Actuellement, cette voie de valorisation demeure sous-exploitée. La littérature scientifique démontre pourtant que l’écorce de saule possède plusieurs métabolites bioactifs ayant des activités anti-inflammatoires (ex. : acides organiques), antioxydantes (ex. : lignanes), antimicrobiennes (ex. : phénols, terpènes) et anticancers (ex. : flavonoïdes).

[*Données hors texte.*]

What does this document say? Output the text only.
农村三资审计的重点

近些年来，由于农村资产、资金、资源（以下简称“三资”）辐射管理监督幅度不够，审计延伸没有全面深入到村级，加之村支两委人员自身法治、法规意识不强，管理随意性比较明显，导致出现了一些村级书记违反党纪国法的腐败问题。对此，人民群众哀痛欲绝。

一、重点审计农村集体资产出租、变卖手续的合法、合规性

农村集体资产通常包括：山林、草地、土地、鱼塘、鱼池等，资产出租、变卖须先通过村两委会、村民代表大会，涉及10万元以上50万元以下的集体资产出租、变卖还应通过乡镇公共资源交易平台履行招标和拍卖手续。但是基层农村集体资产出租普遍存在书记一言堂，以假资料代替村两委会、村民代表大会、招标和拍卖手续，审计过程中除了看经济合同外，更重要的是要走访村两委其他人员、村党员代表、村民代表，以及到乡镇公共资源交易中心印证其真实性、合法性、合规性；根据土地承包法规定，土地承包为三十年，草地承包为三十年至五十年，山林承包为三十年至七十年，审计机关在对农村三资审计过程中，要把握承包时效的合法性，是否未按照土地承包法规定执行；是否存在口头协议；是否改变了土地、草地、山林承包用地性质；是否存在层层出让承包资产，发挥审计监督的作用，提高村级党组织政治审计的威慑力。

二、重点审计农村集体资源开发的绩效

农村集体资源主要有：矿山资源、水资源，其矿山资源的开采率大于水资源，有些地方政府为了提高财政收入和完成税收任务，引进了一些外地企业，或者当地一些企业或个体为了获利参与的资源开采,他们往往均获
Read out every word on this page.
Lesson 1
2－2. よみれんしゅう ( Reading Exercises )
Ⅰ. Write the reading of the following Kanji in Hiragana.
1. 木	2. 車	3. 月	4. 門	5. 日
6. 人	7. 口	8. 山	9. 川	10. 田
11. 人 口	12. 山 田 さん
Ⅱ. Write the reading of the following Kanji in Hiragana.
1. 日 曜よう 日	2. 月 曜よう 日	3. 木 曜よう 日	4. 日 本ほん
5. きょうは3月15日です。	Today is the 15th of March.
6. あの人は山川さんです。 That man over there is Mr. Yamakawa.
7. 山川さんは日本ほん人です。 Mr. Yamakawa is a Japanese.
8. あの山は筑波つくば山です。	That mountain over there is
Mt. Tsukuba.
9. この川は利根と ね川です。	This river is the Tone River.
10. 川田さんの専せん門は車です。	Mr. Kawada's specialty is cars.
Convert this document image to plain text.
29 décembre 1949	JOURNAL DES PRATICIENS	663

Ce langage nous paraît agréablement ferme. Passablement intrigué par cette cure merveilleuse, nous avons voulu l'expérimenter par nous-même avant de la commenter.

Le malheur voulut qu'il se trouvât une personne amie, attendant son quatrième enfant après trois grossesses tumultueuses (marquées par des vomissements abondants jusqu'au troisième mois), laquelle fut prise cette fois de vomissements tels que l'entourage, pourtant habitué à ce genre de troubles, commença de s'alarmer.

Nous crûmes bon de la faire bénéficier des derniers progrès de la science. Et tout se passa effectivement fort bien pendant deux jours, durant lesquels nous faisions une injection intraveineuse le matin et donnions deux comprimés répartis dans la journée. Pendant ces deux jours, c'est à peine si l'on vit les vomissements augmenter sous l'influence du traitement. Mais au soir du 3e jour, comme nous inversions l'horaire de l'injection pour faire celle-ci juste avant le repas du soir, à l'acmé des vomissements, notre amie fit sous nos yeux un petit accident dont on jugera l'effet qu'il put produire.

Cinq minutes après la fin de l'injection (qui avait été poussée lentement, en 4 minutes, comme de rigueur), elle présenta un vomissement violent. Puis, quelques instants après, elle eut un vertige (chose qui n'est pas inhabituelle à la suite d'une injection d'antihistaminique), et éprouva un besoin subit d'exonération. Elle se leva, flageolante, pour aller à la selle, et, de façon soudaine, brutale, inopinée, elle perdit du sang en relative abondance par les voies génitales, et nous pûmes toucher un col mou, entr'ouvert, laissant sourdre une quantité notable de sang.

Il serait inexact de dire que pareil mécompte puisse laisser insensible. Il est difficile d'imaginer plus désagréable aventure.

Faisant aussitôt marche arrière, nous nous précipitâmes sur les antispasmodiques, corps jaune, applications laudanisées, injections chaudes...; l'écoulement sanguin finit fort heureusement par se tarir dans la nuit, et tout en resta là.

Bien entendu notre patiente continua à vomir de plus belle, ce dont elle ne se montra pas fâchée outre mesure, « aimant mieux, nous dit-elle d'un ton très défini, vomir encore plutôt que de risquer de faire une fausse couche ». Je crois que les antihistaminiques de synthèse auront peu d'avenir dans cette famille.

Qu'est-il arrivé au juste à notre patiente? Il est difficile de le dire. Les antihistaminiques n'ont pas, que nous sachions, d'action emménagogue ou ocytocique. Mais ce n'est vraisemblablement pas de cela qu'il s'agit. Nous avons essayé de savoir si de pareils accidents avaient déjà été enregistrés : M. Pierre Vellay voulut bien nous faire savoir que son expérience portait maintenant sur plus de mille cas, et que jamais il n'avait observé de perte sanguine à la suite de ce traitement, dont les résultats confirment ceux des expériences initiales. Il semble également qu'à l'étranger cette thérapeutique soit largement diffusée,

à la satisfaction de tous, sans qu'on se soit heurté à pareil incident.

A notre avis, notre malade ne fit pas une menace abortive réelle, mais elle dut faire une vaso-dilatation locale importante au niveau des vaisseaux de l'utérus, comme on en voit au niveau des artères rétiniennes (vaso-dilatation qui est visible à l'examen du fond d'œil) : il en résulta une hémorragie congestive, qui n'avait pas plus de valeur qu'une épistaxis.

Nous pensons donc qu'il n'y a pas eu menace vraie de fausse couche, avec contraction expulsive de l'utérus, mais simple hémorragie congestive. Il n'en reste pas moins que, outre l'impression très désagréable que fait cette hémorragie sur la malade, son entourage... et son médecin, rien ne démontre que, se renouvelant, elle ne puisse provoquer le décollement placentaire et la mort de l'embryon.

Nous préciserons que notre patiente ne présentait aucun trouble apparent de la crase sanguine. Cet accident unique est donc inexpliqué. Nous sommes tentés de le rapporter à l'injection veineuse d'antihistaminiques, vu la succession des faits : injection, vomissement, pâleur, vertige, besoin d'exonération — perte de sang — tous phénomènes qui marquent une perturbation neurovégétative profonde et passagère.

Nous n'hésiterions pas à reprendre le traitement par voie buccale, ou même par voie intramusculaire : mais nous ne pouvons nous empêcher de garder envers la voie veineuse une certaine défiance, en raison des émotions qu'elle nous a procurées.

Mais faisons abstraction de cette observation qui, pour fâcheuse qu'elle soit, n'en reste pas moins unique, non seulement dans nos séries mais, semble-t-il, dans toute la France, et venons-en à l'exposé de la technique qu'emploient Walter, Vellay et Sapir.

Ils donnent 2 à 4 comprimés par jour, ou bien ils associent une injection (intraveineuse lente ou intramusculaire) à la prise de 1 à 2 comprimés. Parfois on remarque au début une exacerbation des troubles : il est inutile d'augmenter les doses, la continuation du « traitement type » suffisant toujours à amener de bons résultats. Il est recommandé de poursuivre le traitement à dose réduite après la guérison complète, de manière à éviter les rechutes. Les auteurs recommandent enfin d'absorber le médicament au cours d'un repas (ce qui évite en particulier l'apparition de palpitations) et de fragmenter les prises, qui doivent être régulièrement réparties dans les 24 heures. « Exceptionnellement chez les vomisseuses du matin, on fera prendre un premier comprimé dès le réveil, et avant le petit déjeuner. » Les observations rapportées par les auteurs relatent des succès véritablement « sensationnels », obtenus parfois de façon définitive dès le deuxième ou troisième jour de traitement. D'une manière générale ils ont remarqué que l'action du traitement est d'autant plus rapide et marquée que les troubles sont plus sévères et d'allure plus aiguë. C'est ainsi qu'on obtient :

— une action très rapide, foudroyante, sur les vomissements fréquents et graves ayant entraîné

Bien que des entreprises dans le domaine cosmétique distribuent différents extraits de saule, par exemple, pour la régulation du sébum, plusieurs recherches sont encore nécessaires pour développer davantage ce secteur et ainsi, maximiser la valorisation de nos ressources.

 

Intérêt et avancées chez Innofibre

Innofibre possède des équipements de pointe pour le conditionnement de la biomasse et l’extraction de molécules à valeur ajoutée tant à l’échelle pilote que laboratoire. Le centre s’est penché récemment sur l’étude d’extraits de saule pour une utilisation en santé animale, grâce à un financement obtenu du Programme d’Aide à la Recherche et au Transfert (PART) du ministère de l’Enseignement supérieur (MES). Des extraits à base d’écorces de saule ont été produits pour valider l’effet antimicrobien sur des souches causant la mammite et la boiterie chez les animaux de ferme (Staphylococcus aureus, Escherichia coli et Streptococcus agalactiae). À partir de la biomasse séchée et broyée, une extraction accélérée à l’eau a été réalisée pour extraire les molécules de la famille des composés phénoliques.  Une partie de cet extrait a ensuite été fractionnée avec un solvant organique pour concentrer les molécules d’intérêt. L’extrait fractionné a démontré un potentiel antimicrobien fort intéressant. En effet, dissous dans une solution à une concentration de 1,7 % poids/poids, il a permis de réduire de 97,8 % le nombre de bactéries E. coli dans un bouillon de culture, suivant un temps de contact de 3 minutes. Des optimisations au niveau des paramètres d’extraction (température, pression, etc.) seront nécessaires afin d’améliorer l’efficacité antimicrobienne.

 

Et maintenant…

Les nombreuses caractéristiques du saule suggèrent que cette biomasse gagnerait à être davantage exploitée. La sensibilisation à l’environnement, de plus en plus présente dans la société, nous amène à privilégier des produits biosourcés locaux pour diminuer notre empreinte écologique. Les résultats obtenus par Innofibre sont prometteurs et suggèrent que l’extrait de saule pourrait être un bon agent antimicrobien. Innofibre continuera ses recherches pour élaborer de nouveaux produits à base d’extrait de saule qui pourront être utilisés dans plusieurs secteurs d’activités (produits désinfectants, cosmétiques, pharmaceutiques et alimentaires).